In Arlène’s flowers, however, there were no such comments on file. On the contrary, the Washington Supreme Court has declared, “We are convinced that the courts have resolved this dispute with tolerance. Washington state agencies enforced the law, period.

Of course, in court, the ADF tried its most powerful to allege all kinds of prejudice on the part of Washington State. But these allegations were flimsy at best. And, perhaps more importantly, these are mostly factual issues, not legal ones, which means the Supreme Court is highly unlikely to get involved in their review. The case was therefore dismissed.

Now had Fulton was the vast and terrible decision that many of us worried about, so Arlène’s flowers could have been ripe for a review by the Court. Suppose, for example, that Fulton had declared that any religious claim had “most favored nation” status over other claims, which was in fact supported by the ADF. Then the florist of Arlène’s flowers, Barronelle Stutzman, could say that God forbade him to provide flowers for a same-sex marriage, and that claim would trump Washington State’s argument that discrimination against gay people violates civil rights law .

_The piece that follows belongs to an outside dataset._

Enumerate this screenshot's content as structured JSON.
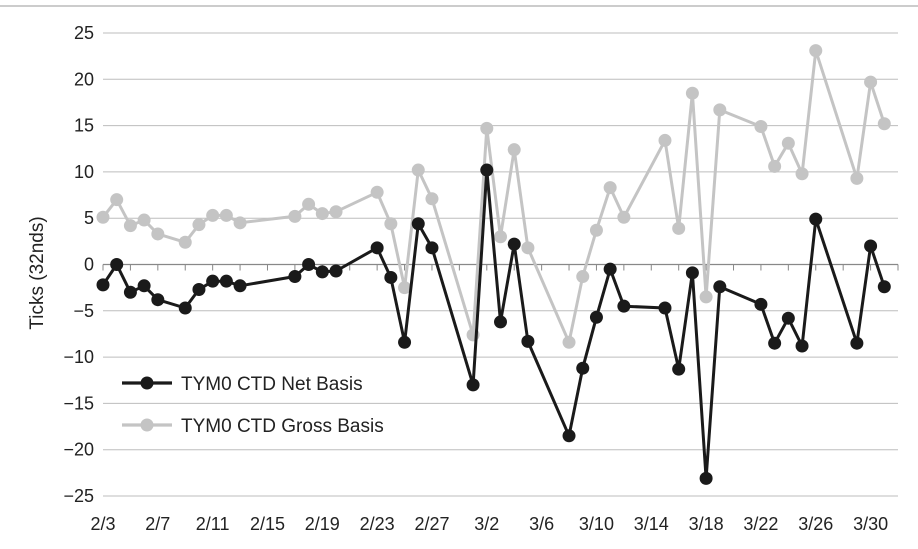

There were good reasons to suspect that this was going to happen in Fulton. Justices Thomas, Alito and Gorsuch have repeatedly stated that they believe the government unacceptably discriminates against religious actors. Justice Barrett had taken similar positions in her academic writings. And indeed, sharing the opinion, Justices Kavanaugh and Barrett said they both believed that a broader decision would be justified one day.

But since the Fulton the matter could be solved without doing so, they wrote, that day was not yet near.

As they did with Pastry masterpiece, the ADF spin team attempted to spin Fulton in another gigantic victory for persecuted Christians who simply want to practice their religion at the expense of the civil rights of others. But Fulton didn’t say that, Pastry masterpiece didn’t say that, and so Arlène’s flowers was made redundant. Goodbye, Barronelle.

Because the point is, spin is not a law. The right can argue that an election has been stolen, that the antifa is hiding in your bathroom, and trans people don’t exist. But it is not, and in this country even conservative courts like the current Supreme Court are bound by facts and laws. And at least so far, you can’t turn gay people away from your lousy flower shop, even if you think God wills it. Who, moreover, She does not.

Oh, and fun fact? The clients Ms Stutzman turned down, Curt Freed and Robert Ingersoll, are still married, eight years after their marriage she refused to serve. I’m sure the flowers were fabulous.